Additionally, agencies like NASA and the Department of Commerce should develop plans for the deployment of sensors and networks enabled by quantum technology. The movement is supported by a US$2 billion package from Department of Commerceincluding stakes in companies in the sector, and reinforces that quantum computing has now occupied a strategic position alongside artificial intelligence and nuclear technology in the industrial, scientific and security agenda of the United States.
The most important reading is that quantum computing is beginning to stop being just a distant scientific promise and become a strategic priority for the State, as has already happened with artificial intelligence.
There are still relevant risks — ambitious deadlines, technical uncertainties, business models in formation and valuations sensitive to short-term frustrations — but the targeting of public capital, the definition of clear goals and the entry of large companies, national laboratories and governments tend to accelerate the sector’s maturation.
For the investor, this reinforces the vision that the next phase of technology will be marked by critical infrastructure, security, computational capacity and technological sovereignty.
In this sense, quantum computing should be seen as a natural extension of the AI cycle, and not as a competing thesis: while artificial intelligence already drives demand for semiconductors, energy, data centers, networks, memory, software and advanced models, quantum computing can expand this ecosystem by opening new frontiers in scientific simulations, cryptography, drug discovery, advanced materials, defense and industrial optimization.
The path should remain volatile and selective, but the structural direction remains positive.
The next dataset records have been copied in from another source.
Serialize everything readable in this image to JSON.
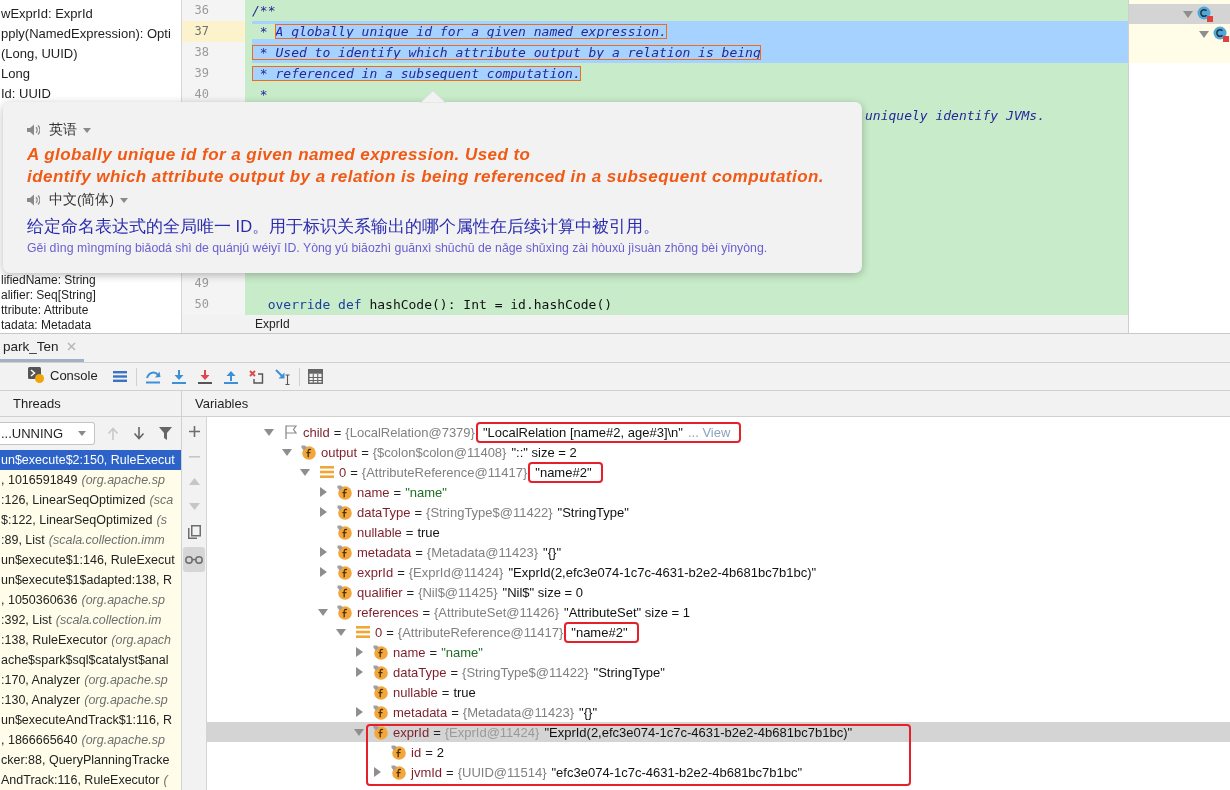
{
  "structure_panel": {
    "top_items": [
      "wExprId: ExprId",
      "pply(NamedExpression): Opti",
      "(Long, UUID)",
      "Long",
      "Id: UUID"
    ],
    "bottom_items": [
      "lifiedName: String",
      "alifier: Seq[String]",
      "ttribute: Attribute",
      "tadata: Metadata"
    ]
  },
  "editor": {
    "top_lines": [
      {
        "kind": "numbered",
        "number": "36",
        "current": false,
        "selected_to_end": false,
        "tokens": [
          {
            "text": "/**",
            "kind": "doc",
            "selected": false
          }
        ]
      },
      {
        "kind": "numbered",
        "number": "37",
        "current": true,
        "selected_to_end": true,
        "tokens": [
          {
            "text": " * ",
            "kind": "doc",
            "selected": false
          },
          {
            "text": "A globally unique id for a given named expression.",
            "kind": "doc",
            "selected": true
          }
        ]
      },
      {
        "kind": "numbered",
        "number": "38",
        "current": false,
        "selected_to_end": true,
        "tokens": [
          {
            "text": " * Used to identify which attribute output by a relation is being",
            "kind": "doc",
            "selected": true
          }
        ]
      },
      {
        "kind": "numbered",
        "number": "39",
        "current": false,
        "selected_to_end": false,
        "tokens": [
          {
            "text": " * referenced in a subsequent computation.",
            "kind": "doc",
            "selected": true
          }
        ]
      },
      {
        "kind": "numbered",
        "number": "40",
        "current": false,
        "selected_to_end": false,
        "tokens": [
          {
            "text": " *",
            "kind": "doc",
            "selected": false
          }
        ]
      },
      {
        "kind": "fragment",
        "current": false,
        "selected_to_end": false,
        "tokens": [
          {
            "text": "uniquely identify JVMs.",
            "kind": "doc",
            "selected": false
          }
        ]
      }
    ],
    "bottom_lines": [
      {
        "kind": "numbered",
        "number": "49",
        "current": false,
        "selected_to_end": false
      },
      {
        "kind": "numbered",
        "number": "50",
        "current": false,
        "selected_to_end": false,
        "tokens": [
          {
            "text": "  override def",
            "kind": "keyword",
            "selected": false
          },
          {
            "text": " hashCode(): Int = id.hashCode()",
            "kind": "plain",
            "selected": false
          }
        ]
      }
    ],
    "selection_outlined": true,
    "breadcrumb": "ExprId"
  },
  "translation_popup": {
    "source": {
      "language": "英语",
      "lines": [
        "A globally unique id for a given named expression. Used to",
        "identify which attribute output by a relation is being referenced in a subsequent computation."
      ]
    },
    "target": {
      "language": "中文(简体)",
      "text": "给定命名表达式的全局唯一 ID。用于标识关系输出的哪个属性在后续计算中被引用。",
      "pinyin": "Gěi dìng mìngmíng biǎodá shì de quánjú wéiyī ID. Yòng yú biāozhì guānxì shūchū de nǎge shǔxìng zài hòuxù jìsuàn zhōng bèi yǐnyòng."
    }
  },
  "outline_panel": {
    "nodes": [
      {
        "expanded": true,
        "selected": true,
        "children": [
          {
            "expanded": true,
            "selected": false
          }
        ]
      }
    ]
  },
  "debugger": {
    "session_tabs": [
      {
        "label": "park_Ten",
        "selected": true,
        "closable": true
      }
    ],
    "toolbar": {
      "tabs": [
        {
          "label": "Console",
          "selected": false
        }
      ],
      "button_groups": [
        [
          {
            "kind": "menu"
          }
        ],
        [
          {
            "kind": "step_over"
          },
          {
            "kind": "step_into"
          },
          {
            "kind": "force_step_into"
          },
          {
            "kind": "step_out"
          },
          {
            "kind": "drop_frame"
          },
          {
            "kind": "run_to_cursor"
          }
        ],
        [
          {
            "kind": "evaluate"
          }
        ]
      ]
    },
    "frames_panel": {
      "title": "Threads",
      "thread": "...UNNING",
      "buttons": [
        {
          "kind": "previous",
          "disabled": true
        },
        {
          "kind": "next",
          "disabled": false
        },
        {
          "kind": "filter",
          "disabled": false
        }
      ],
      "frames": [
        {
          "method": "un$execute$2:150, RuleExecut",
          "selected": true
        },
        {
          "method": ", 1016591849",
          "location": "(org.apache.sp",
          "selected": false
        },
        {
          "method": ":126, LinearSeqOptimized",
          "location": "(sca",
          "selected": false
        },
        {
          "method": "$:122, LinearSeqOptimized",
          "location": "(s",
          "selected": false
        },
        {
          "method": ":89, List",
          "location": "(scala.collection.imm",
          "selected": false
        },
        {
          "method": "un$execute$1:146, RuleExecut",
          "selected": false
        },
        {
          "method": "un$execute$1$adapted:138, R",
          "selected": false
        },
        {
          "method": ", 1050360636",
          "location": "(org.apache.sp",
          "selected": false
        },
        {
          "method": ":392, List",
          "location": "(scala.collection.im",
          "selected": false
        },
        {
          "method": ":138, RuleExecutor",
          "location": "(org.apach",
          "selected": false
        },
        {
          "method": "ache$spark$sql$catalyst$anal",
          "selected": false
        },
        {
          "method": ":170, Analyzer",
          "location": "(org.apache.sp",
          "selected": false
        },
        {
          "method": ":130, Analyzer",
          "location": "(org.apache.sp",
          "selected": false
        },
        {
          "method": "un$executeAndTrack$1:116, R",
          "selected": false
        },
        {
          "method": ", 1866665640",
          "location": "(org.apache.sp",
          "selected": false
        },
        {
          "method": "cker:88, QueryPlanningTracke",
          "selected": false
        },
        {
          "method": "AndTrack:116, RuleExecutor",
          "location": "(",
          "selected": false
        }
      ]
    },
    "variables_panel": {
      "title": "Variables",
      "side_buttons": [
        {
          "kind": "add",
          "disabled": false,
          "on": false
        },
        {
          "kind": "remove",
          "disabled": true,
          "on": false
        },
        {
          "kind": "move_up",
          "disabled": true,
          "on": false
        },
        {
          "kind": "move_down",
          "disabled": true,
          "on": false
        },
        {
          "kind": "duplicate",
          "disabled": false,
          "on": false
        },
        {
          "kind": "watches",
          "disabled": false,
          "on": true
        }
      ],
      "tree": [
        {
          "kind": "flag",
          "name": "child",
          "op": "=",
          "ref": "{LocalRelation@7379}",
          "value": {
            "text": "\"LocalRelation [name#2, age#3]\\n\"",
            "kind": "plain",
            "boxed": true
          },
          "link": "... View",
          "expanded": true,
          "selected": false,
          "children": [
            {
              "kind": "field",
              "name": "output",
              "op": "=",
              "ref": "{$colon$colon@11408}",
              "value": {
                "text": "\"::\" size = 2",
                "kind": "plain"
              },
              "expanded": true,
              "selected": false,
              "children": [
                {
                  "kind": "element",
                  "name": "0",
                  "op": "=",
                  "ref": "{AttributeReference@11417}",
                  "value": {
                    "text": "\"name#2\"",
                    "kind": "plain",
                    "boxed": true
                  },
                  "expanded": true,
                  "selected": false,
                  "children": [
                    {
                      "kind": "field",
                      "name": "name",
                      "op": "=",
                      "value": {
                        "text": "\"name\"",
                        "kind": "string"
                      },
                      "expanded": false,
                      "selected": false
                    },
                    {
                      "kind": "field",
                      "name": "dataType",
                      "op": "=",
                      "ref": "{StringType$@11422}",
                      "value": {
                        "text": "\"StringType\"",
                        "kind": "plain"
                      },
                      "expanded": false,
                      "selected": false
                    },
                    {
                      "kind": "field",
                      "name": "nullable",
                      "op": "=",
                      "value": {
                        "text": "true",
                        "kind": "plain"
                      },
                      "selected": false
                    },
                    {
                      "kind": "field",
                      "name": "metadata",
                      "op": "=",
                      "ref": "{Metadata@11423}",
                      "value": {
                        "text": "\"{}\"",
                        "kind": "plain"
                      },
                      "expanded": false,
                      "selected": false
                    },
                    {
                      "kind": "field",
                      "name": "exprId",
                      "op": "=",
                      "ref": "{ExprId@11424}",
                      "value": {
                        "text": "\"ExprId(2,efc3e074-1c7c-4631-b2e2-4b681bc7b1bc)\"",
                        "kind": "plain"
                      },
                      "expanded": false,
                      "selected": false
                    },
                    {
                      "kind": "field",
                      "name": "qualifier",
                      "op": "=",
                      "ref": "{Nil$@11425}",
                      "value": {
                        "text": "\"Nil$\" size = 0",
                        "kind": "plain"
                      },
                      "selected": false
                    },
                    {
                      "kind": "field",
                      "name": "references",
                      "op": "=",
                      "ref": "{AttributeSet@11426}",
                      "value": {
                        "text": "\"AttributeSet\" size = 1",
                        "kind": "plain"
                      },
                      "expanded": true,
                      "selected": false,
                      "children": [
                        {
                          "kind": "element",
                          "name": "0",
                          "op": "=",
                          "ref": "{AttributeReference@11417}",
                          "value": {
                            "text": "\"name#2\"",
                            "kind": "plain",
                            "boxed": true
                          },
                          "expanded": true,
                          "selected": false,
                          "children": [
                            {
                              "kind": "field",
                              "name": "name",
                              "op": "=",
                              "value": {
                                "text": "\"name\"",
                                "kind": "string"
                              },
                              "expanded": false,
                              "selected": false
                            },
                            {
                              "kind": "field",
                              "name": "dataType",
                              "op": "=",
                              "ref": "{StringType$@11422}",
                              "value": {
                                "text": "\"StringType\"",
                                "kind": "plain"
                              },
                              "expanded": false,
                              "selected": false
                            },
                            {
                              "kind": "field",
                              "name": "nullable",
                              "op": "=",
                              "value": {
                                "text": "true",
                                "kind": "plain"
                              },
                              "selected": false
                            },
                            {
                              "kind": "field",
                              "name": "metadata",
                              "op": "=",
                              "ref": "{Metadata@11423}",
                              "value": {
                                "text": "\"{}\"",
                                "kind": "plain"
                              },
                              "expanded": false,
                              "selected": false
                            },
                            {
                              "kind": "field",
                              "name": "exprId",
                              "op": "=",
                              "ref": "{ExprId@11424}",
                              "value": {
                                "text": "\"ExprId(2,efc3e074-1c7c-4631-b2e2-4b681bc7b1bc)\"",
                                "kind": "plain"
                              },
                              "group_boxed": true,
                              "expanded": true,
                              "selected": true,
                              "children": [
                                {
                                  "kind": "field",
                                  "name": "id",
                                  "op": "=",
                                  "value": {
                                    "text": "2",
                                    "kind": "plain"
                                  },
                                  "selected": false
                                },
                                {
                                  "kind": "field",
                                  "name": "jvmId",
                                  "op": "=",
                                  "ref": "{UUID@11514}",
                                  "value": {
                                    "text": "\"efc3e074-1c7c-4631-b2e2-4b681bc7b1bc\"",
                                    "kind": "plain"
                                  },
                                  "expanded": false,
                                  "selected": false
                                }
                              ]
                            }
                          ]
                        }
                      ]
                    }
                  ]
                }
              ]
            }
          ]
        }
      ]
    }
  }
}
That’s why, we remain constructive with the theses of artificial intelligence and quantum computingmaintaining a favorable view of exposure to the Defiance Quantum ETF (NASDAQ: QTUM), as a vehicle most directly linked to the advancement of quantum computing, and to the BTG Pactual S&P/B3 Ingenius ETF (B3: GENB11), as a local alternative to capture the broader transformation in technology, innovation and artificial intelligence, always with price discipline, a long-term horizon and a focus on companies capable of converting innovation into revenue, margin and sustainable competitive advantage.